Admission is currently $17, $9 for children, but that includes a "next day" admission for free. There is plenty to see here for all ages.

"Charles W. Morgan" at Mystic Seaport
We toured the boat "Charles W. Morgan," which is the gem of the seaport's vast collection of over 500 vessels. The "Morgan" voyaged the world working for a very long period of time -- 80 years! Most whaling ships worked an average of 20 years before retiring. It was built in 1841, and acquired by the museum in 1941. During its long history, it sailed 37 separate voyages and survived 38 hurricanes. Restoring vessels this age is no easy task, and this restoration took 10 years.

Touring the boat is an education, and a sight to see. The five sets of sails on this ship are raised every day weather permitting.

Life aboard this vessel was often hard and cruel to its young sailors, who averaged 16 to 19 years old. Often they would be out to sea for 3 to 5 years -- Yes, I wrote YEARS. There was a crew of about 35 on a ship whose deck was only 100'. We climbed down to where the bunks were, and I knew immediately a sailor's life was not for me. As you could imagine, the quarters are cramped with most of the men bunked side by side, or head to toe. Our guide informed us that there was a 4% death rate due to illness or malnutrition, but I truly imagined the number would be even higher. Besides lacking privacy and diversion, the ship had no refrigeration, and so they often were without fresh fruit or vegetables.

Walking through the "town," we visited the cooperage (the barrel maker), the Press, the Hoop Shop, the ship chandler and more. All of the staff was very talented and knowledgeable.

Since the temperature continued to hover around 99 degrees, we checked out the large (and cool) gift shop before heading off. In what is considered to be downtown Mystic, nestled in the shore of the Mystic River, we found the Mystic Art Association. This organization, celebrating its 90th year, is an educational non-profit organization that rotates its collection every 6 weeks. In 1913, an artist colony developed in this area and currently there are over 1,200 artist members in this association.
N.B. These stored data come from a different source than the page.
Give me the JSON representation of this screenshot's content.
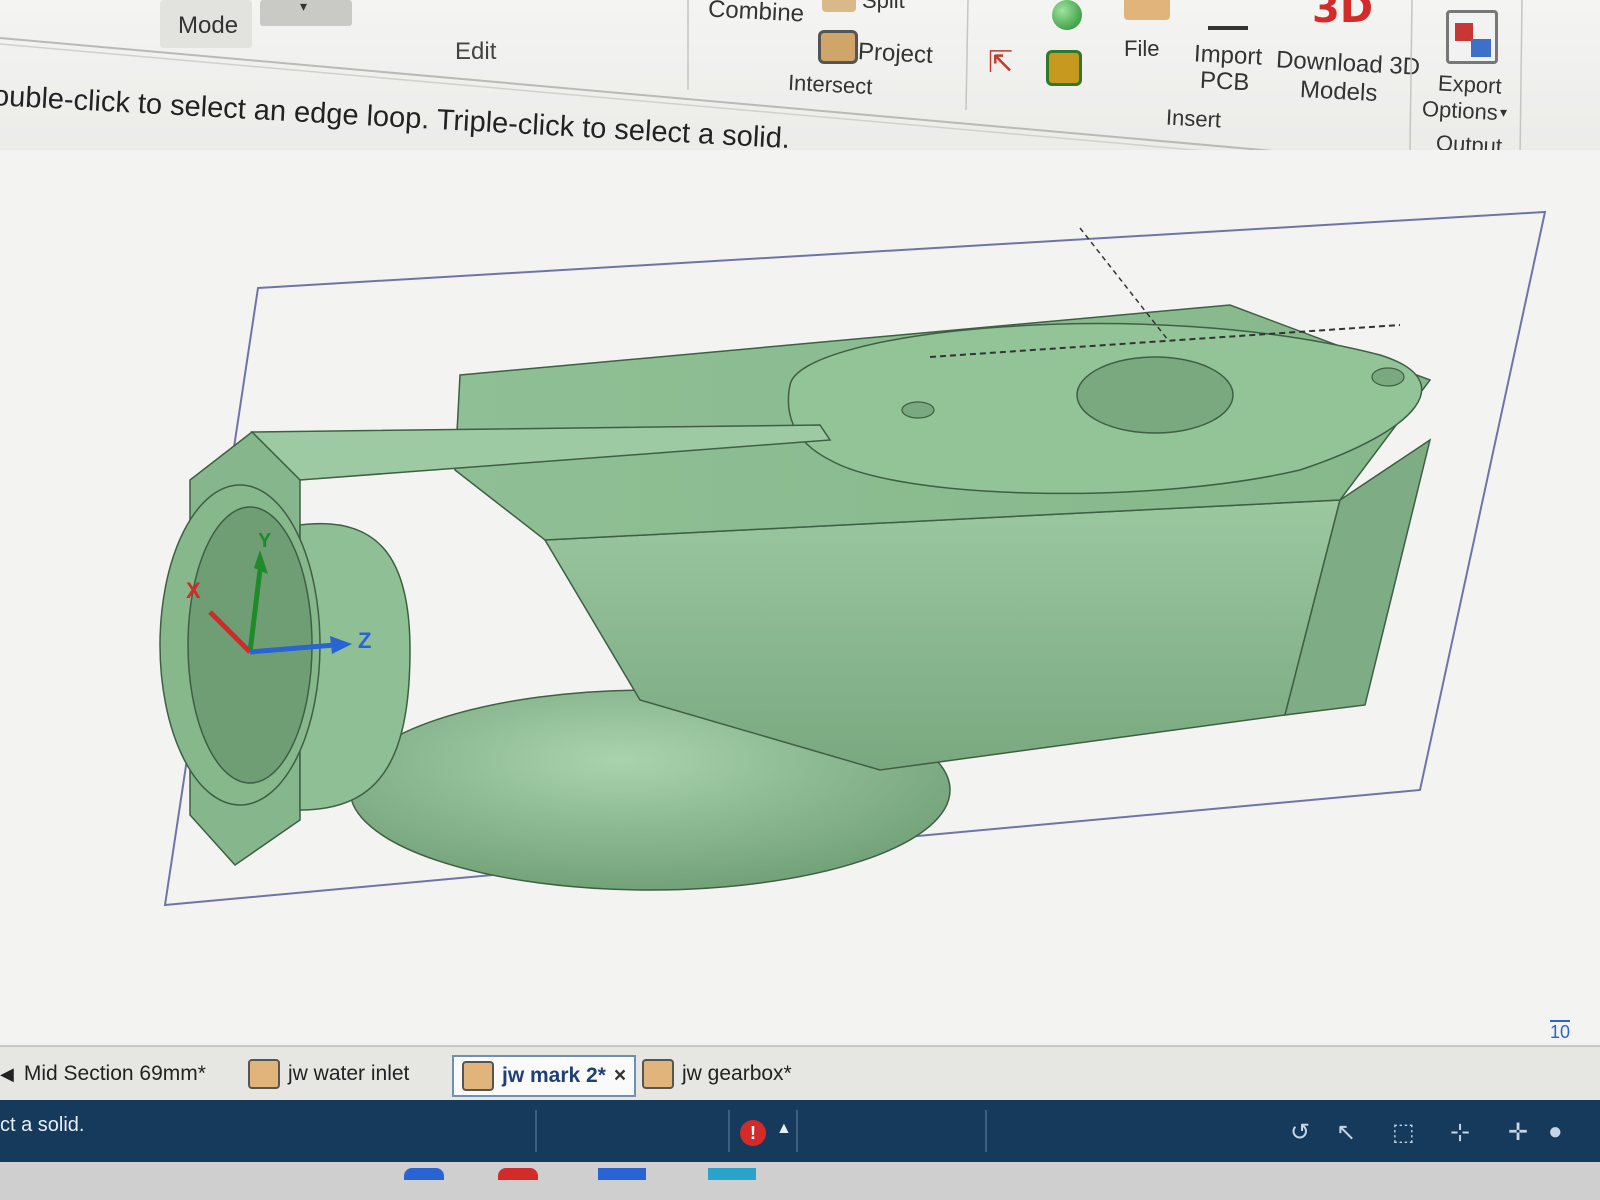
{
  "ribbon": {
    "mode_label": "Mode",
    "edit_group": "Edit",
    "combine_label": "Combine",
    "split_label": "Split",
    "project_label": "Project",
    "intersect_label": "Intersect",
    "file_label": "File",
    "import_pcb_line1": "Import",
    "import_pcb_line2": "PCB",
    "download_line1": "Download 3D",
    "download_line2": "Models",
    "download_logo": "3D",
    "insert_group": "Insert",
    "export_line1": "Export",
    "export_line2": "Options",
    "output_group": "Output"
  },
  "viewport": {
    "hint_text": "ouble-click to select an edge loop. Triple-click to select a solid.",
    "axes": {
      "x": "X",
      "y": "Y",
      "z": "Z"
    },
    "corner_label": "10",
    "model_color": "#8fbf94"
  },
  "doc_tabs": [
    {
      "label": "Mid Section 69mm*",
      "active": false
    },
    {
      "label": "jw water inlet",
      "active": false
    },
    {
      "label": "jw mark 2*",
      "active": true,
      "close": "×"
    },
    {
      "label": "jw gearbox*",
      "active": false
    }
  ],
  "status": {
    "message": "ct a solid.",
    "alert_icon": "!"
  },
  "colors": {
    "status_bar": "#163a5c",
    "accent_red": "#d32a2a",
    "model_green": "#8fbf94"
  }
}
The Mystic Art Association also has a strong thrust in education, and they often hold workshops and classes. Of particular interest to the traveler are the 1-day workshops for tourists, and the "drop and shop" program" where by parents can "drop" off their children for art classes while they "shop" and explore the quaint shops of Mystic. What a great idea!

Stonecroft B&B
We traveled to our Bed and Breakfast to check in and to cool off. We were staying at Stonecroft, which was advertised as an 1807 Country Inn. The main house was the original B & B and was a Sea Captain's Country Estate. Our room was in the Grange section, which is a fancy word for the Barn. The exterior of the building was the old barn but the inside was clean, modern and almost "brand-new finished." Our accommodations were lovely and included a full-sized Jacuzzi bathtub. Donald, being the history buff of the family, was a little disappointed that in renovating much of the old world charm had to be lost to modernization. I could almost see his point through the dim mist rising from the relaxing hot Jacuzzi, and I considered it for a very short time, while nestled in bed watching TV in air-conditioned comfort.

Refreshed, we headed back to Mystic for dinner. We dined at the "S & P Oyster Company," a great restaurant with a wonderful view of the waterfront. Here I discovered Rhode Island Clam Chowder, a clear broth filled with potatoes, onions and clams. It's a much lighter soup than New England or Manhattan clam chowders, but just as tasty.

For the main course, I had their Surf and Turf special that included steak and shrimp. Don tried the shrimp scampi, and we were both too full to even attempt dessert.

Thank goodness the humidity and the temperature lowered, and there was a wonderful breeze off the water. We ended our day in Mystic by browsing the cute shops along the main street. Donald found the buy of the evening in an Army and Navy store. He collects Scout memorabilia, and we stumbled upon old Cub Scout shorts for $2.50 each. He was now truly a "happy camper" and that left me free to look through the boutiques.

Tomorrow we head off to Foxwoods, so we needed to head back to our B & B to get a good night's sleep.